Si le saint-siège, au lieu de confisquer tous les usufruits à son profit, s’est contenté d’un médiocre droit d’investiture pour la propriété privée, il n’en est pas moins vrai qu’une forte partie de la propriété dans les états du pape est encore désignée sous le nom de commune, c’est-à-dire qu’elle appartient à des communautés, et qu’elle constitue des bénéfices en faveur des princes de l’église, cardinaux, évêques, abbés, généraux des ordres religieux. Ajoutez à cela les chapitres des grandes basiliques, les diverses sociétés dites charitables, les administrations des hospices, les congrégations bienfaisantes, qui toutes, par donations surtout, se trouvent riches de biens-fonds immenses. San-Pietro dans la première catégorie, Santo-Spirito dans la seconde, passent pour être des plus opulentes.

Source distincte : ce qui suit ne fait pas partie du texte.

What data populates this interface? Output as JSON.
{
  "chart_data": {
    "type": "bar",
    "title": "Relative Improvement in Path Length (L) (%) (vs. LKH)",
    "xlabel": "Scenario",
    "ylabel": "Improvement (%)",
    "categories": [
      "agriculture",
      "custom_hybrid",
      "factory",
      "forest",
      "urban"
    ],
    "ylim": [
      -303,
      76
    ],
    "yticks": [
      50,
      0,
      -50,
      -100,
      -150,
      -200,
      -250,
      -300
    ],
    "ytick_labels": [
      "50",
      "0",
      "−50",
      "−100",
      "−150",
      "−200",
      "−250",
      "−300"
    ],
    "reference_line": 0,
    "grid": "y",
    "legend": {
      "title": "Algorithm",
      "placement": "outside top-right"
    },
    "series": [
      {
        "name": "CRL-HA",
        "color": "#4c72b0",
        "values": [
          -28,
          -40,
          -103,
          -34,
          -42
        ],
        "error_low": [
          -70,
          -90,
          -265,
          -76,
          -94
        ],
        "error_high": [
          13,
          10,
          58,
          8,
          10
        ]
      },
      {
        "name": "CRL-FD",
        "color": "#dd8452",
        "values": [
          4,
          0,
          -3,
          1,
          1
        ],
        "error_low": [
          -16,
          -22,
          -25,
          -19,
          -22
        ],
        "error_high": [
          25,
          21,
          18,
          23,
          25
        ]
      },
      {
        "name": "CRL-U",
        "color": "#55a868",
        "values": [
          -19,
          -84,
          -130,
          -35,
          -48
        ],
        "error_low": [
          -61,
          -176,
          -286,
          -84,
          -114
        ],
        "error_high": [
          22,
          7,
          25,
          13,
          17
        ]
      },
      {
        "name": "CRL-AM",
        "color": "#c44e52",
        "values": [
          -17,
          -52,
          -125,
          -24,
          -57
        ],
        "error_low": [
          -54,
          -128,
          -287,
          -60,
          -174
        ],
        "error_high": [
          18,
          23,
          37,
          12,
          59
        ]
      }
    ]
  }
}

Ici, comme pour les princes romains, nous devons dire que c’est une richesse plus apparente que réelle. Les revenus sont limités par le mauvais état de l’administration, par l’impuissance bien connue de la mainmorte, par l’abandon notoire du travail agricole. Les apologistes contemporains des institutions cléricales se sont enhardis jusqu’à plaider la cause du monachisme actuel en exhumant les mérites du monachisme passé. On a rappelé que certains ordres religieux avaient contribué au défrichement de l’Europe après les destructions des barbares. Hélas ! les temps sont bien changés ; nous avons visité bon nombre de couvens de tous les ordres, en Italie surtout ; il ne nous souvient pas d’en avoir vu un seul dont le jardin fût quelque peu bien tenu. Les herbes folles et les orties poussent comme chez elles autour de ces retraites où s’endort l’indolence de tant d’hommes vigoureux. Si l’on y compte quelques frères jardiniers, je les soupçonne d’être peu aidés des autres et plus jaloux de leur repos que du bon ordre de leurs plates-bandes. La plupart des couvens font cultiver leur jardin à prix d’argent par des paysans.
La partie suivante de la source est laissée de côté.